La directive européenne CSRD (Corporate Sustainability Reporting Directive) impose aux entreprises des standards élevés en matière de durabilité. Pour les directeurs administratifs et financiers (DAF), elle se traduit par des enjeux organisationnels, stratégiques et opérationnels. Lors de la Matinale CSRD organisée par la marque média Daf-Mag, Luca de Dominicis, directeur finances et risques et membre du comité opérationnel groupe de l'AG2R La Mondiale, et Louis Dupuy, économiste et responsable des questions de soutenabilité au sein de l'APESA, centre de ressources technologiques labellisé par le ministère de la Recherche, ont partagé leur vision et leur expérience.

Luca de Dominicis voit la CSRD comme une normalisation salutaire. « Le fait d'avoir une directive et un langage commun avec l'ensemble des acteurs économiques pour reporter sur les enjeux de durabilité est un progrès », explique-t-il. Il insiste sur l'avancée que représente la structuration des multiples réglementations auparavant fragmentées.

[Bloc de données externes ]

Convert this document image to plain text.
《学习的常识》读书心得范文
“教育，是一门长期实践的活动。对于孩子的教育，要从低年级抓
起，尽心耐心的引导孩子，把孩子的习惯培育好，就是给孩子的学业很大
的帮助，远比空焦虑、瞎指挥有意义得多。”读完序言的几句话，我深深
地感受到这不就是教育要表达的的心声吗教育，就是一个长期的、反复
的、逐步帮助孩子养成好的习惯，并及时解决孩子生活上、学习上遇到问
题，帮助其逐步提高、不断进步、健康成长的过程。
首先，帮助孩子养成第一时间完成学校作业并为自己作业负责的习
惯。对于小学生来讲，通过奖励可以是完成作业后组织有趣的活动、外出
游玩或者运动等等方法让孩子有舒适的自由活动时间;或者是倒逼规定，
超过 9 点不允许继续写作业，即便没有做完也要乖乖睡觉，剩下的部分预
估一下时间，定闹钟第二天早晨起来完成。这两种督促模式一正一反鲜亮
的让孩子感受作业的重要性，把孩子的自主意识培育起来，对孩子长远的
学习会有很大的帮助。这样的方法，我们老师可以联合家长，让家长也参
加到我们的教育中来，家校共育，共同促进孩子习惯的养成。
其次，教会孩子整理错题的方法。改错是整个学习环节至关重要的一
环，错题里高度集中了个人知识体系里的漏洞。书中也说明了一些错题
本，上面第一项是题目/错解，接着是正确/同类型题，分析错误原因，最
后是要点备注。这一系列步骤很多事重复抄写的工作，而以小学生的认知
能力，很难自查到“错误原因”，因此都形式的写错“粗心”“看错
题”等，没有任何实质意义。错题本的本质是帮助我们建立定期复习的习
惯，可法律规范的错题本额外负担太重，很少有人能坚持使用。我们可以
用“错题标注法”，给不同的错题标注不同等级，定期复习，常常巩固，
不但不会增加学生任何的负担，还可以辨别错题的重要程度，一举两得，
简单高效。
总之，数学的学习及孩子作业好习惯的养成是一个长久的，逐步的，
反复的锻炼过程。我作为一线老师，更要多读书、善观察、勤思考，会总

Louis Dupuy, quant à lui, souligne que la CSRD introduit une rupture dans la gestion des entreprises. « Nous passons d'une logique d'impact basée sur les flux, comme les émissions de CO2, à une logique de stock, centrée sur les actifs et la valeur patrimoniale », détaille-t-il. Cette approche, selon lui, met en lumière les interdépendances des entreprises avec leur environnement, qu'il soit social ou environnemental.

Adapter organisations et pratiques

Pour répondre aux exigences de la CSRD, AG2R La Mondiale a repensé son organisation. Luca de Dominicis insiste sur la complémentarité des rôles : « La direction RSE produit les analyses théoriques, tandis que la finance s'assure que tout est conforme en termes de qualité et de délais pour la clôture. » Il met aussi en garde contre le risque de « construire des usines à gaz », un écueil qu'il estime évitable grâce à une approche pragmatique.

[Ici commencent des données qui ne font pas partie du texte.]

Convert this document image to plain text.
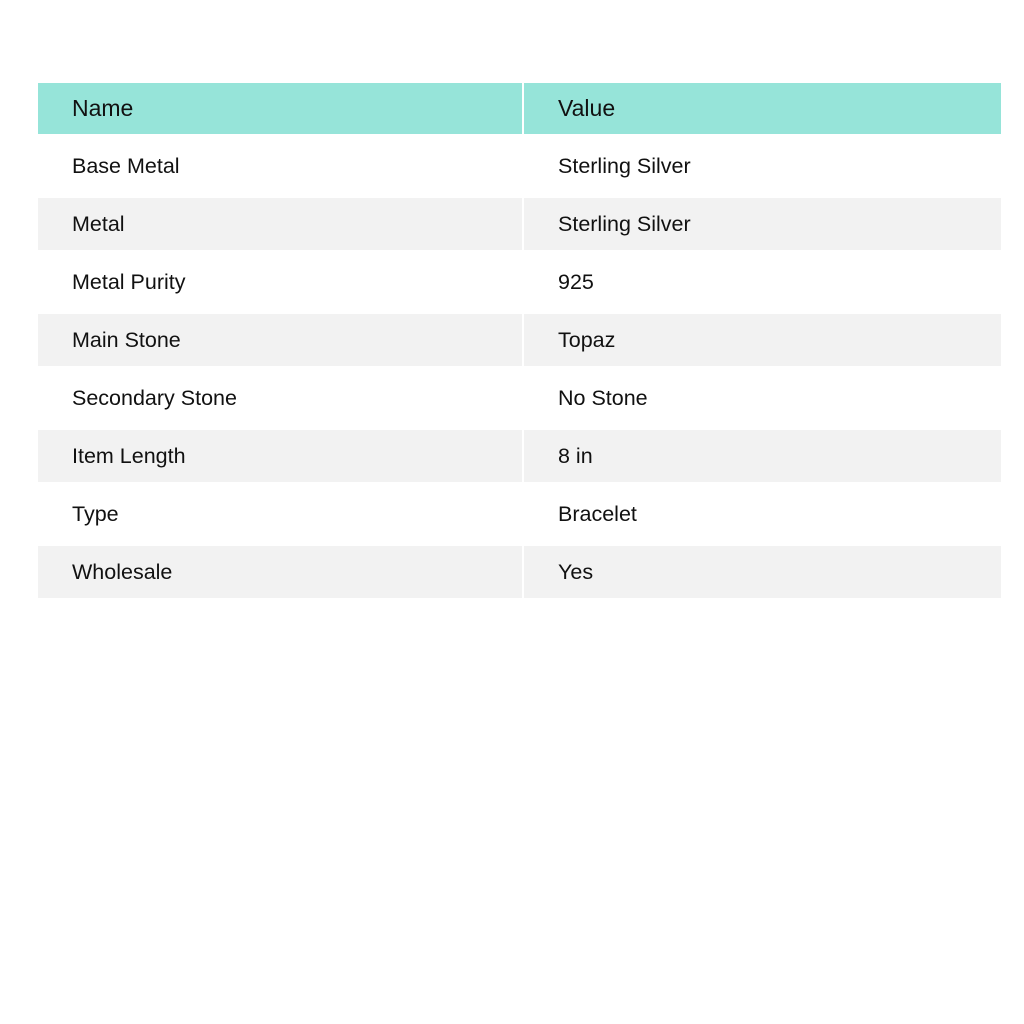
Name	Value
Base Metal	Sterling Silver
Metal	Sterling Silver
Metal Purity	925
Main Stone	Topaz
Secondary Stone	No Stone
Item Length	8 in
Type	Bracelet
Wholesale	Yes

La double matérialité, concept clé de la CSRD, pousse les entreprises à relier impact et performance financière. « Il s'agit d'éviter de se noyer dans des milliers de données, en identifiant ce qui est réellement pertinent », conseille Louis Dupuy.

Autre transformation induite par la CSRD : le rôle du DAF, qui se trouve au centre de la stratégie de durabilité. « Il devient le chef de bord de la performance globale, traduisant les indicateurs qualitatifs en opportunités et en risques financiers », affirme Louis Dupuy. Il s'agit de collaborer avec des équipes pluridisciplinaires et de développer des savoir-faire liés à l'incertitude. Une vision partagée par Luca de Dominicis qui insiste sur une approche progressive : « Le DAF doit prioriser les enjeux financiers immédiats, tout en accompagnant une prise de conscience plus large des parties prenantes. »

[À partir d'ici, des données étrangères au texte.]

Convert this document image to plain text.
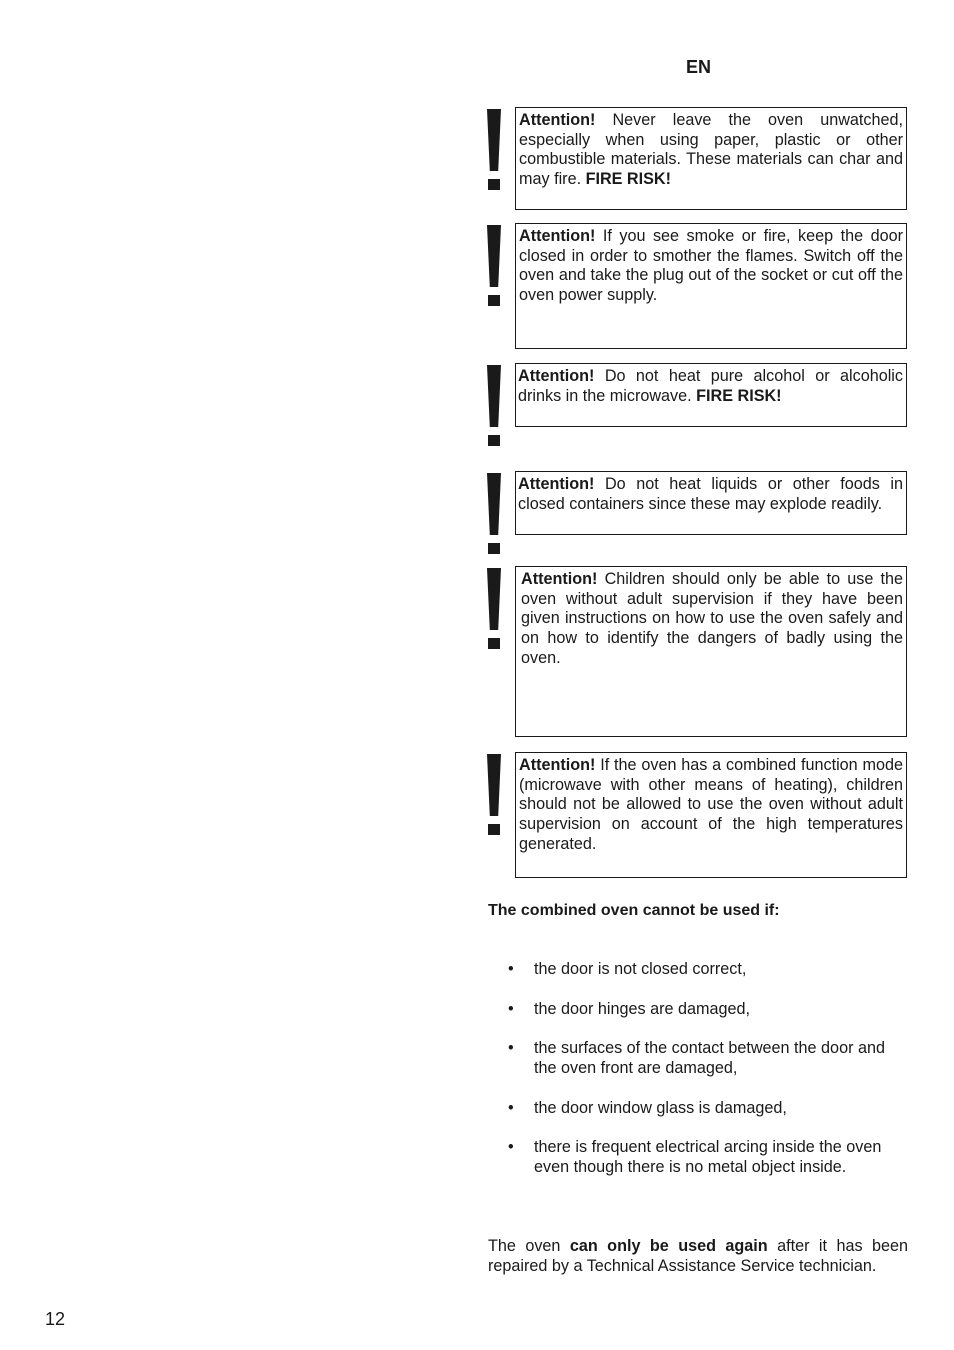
EN
Attention! Never leave the oven unwatched, especially when using paper, plastic or other combustible materials. These materials can char and may fire. FIRE RISK!
Attention! If you see smoke or fire, keep the door closed in order to smother the flames. Switch off the oven and take the plug out of the socket or cut off the oven power supply.
Attention! Do not heat pure alcohol or alcoholic drinks in the microwave. FIRE RISK!
Attention! Do not heat liquids or other foods in closed containers since these may explode readily.
Attention! Children should only be able to use the oven without adult supervision if they have been given instructions on how to use the oven safely and on how to identify the dangers of badly using the oven.
Attention! If the oven has a combined function mode (microwave with other means of heating), children should not be allowed to use the oven without adult supervision on account of the high temperatures generated.
The combined oven cannot be used if:
• the door is not closed correct,
• the door hinges are damaged,
• the surfaces of the contact between the door and the oven front are damaged,
• the door window glass is damaged,
• there is frequent electrical arcing inside the oven even though there is no metal object inside.
The oven can only be used again after it has been repaired by a Technical Assistance Service technician.
12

Innovation financière et externalités

Au-delà des contraintes, la CSRD ouvre des perspectives en matière d'innovation. Louis Dupuy évoque des initiatives où des externalités comme le coût social du carbone sont intégrées dans les décisions financières. « Un projet qui avait un retour sur investissement à 35 ans est passé à 12 ans grâce à la prise en compte des externalités carbone », illustre-t-il. Cependant, comme le rappelle Luca de Dominicis, l'innovation ne doit pas précéder la clarification des normes. « J'attends d'abord que la norme soit précisée avant d'implémenter des outils spécifiques », précise-t-il.

Face aux défis de la CSRD, le pragmatisme et une vision stratégique sont essentiels. « Priorisez les questions de fond avant de vous concentrer sur le reporting », conseille Luca de Dominicis. Pour Louis Dupuy, la CSRD est une opportunité unique de réflexion et d'amélioration : « Elle pousse à créer de la cohérence dans les stratégies et les pratiques internes. »

Avec la CSRD, les DAF ont l'opportunité de devenir des acteurs clés de la transformation durable des entreprises, tout en naviguant dans un cadre réglementaire exigeant mais porteur d'innovation.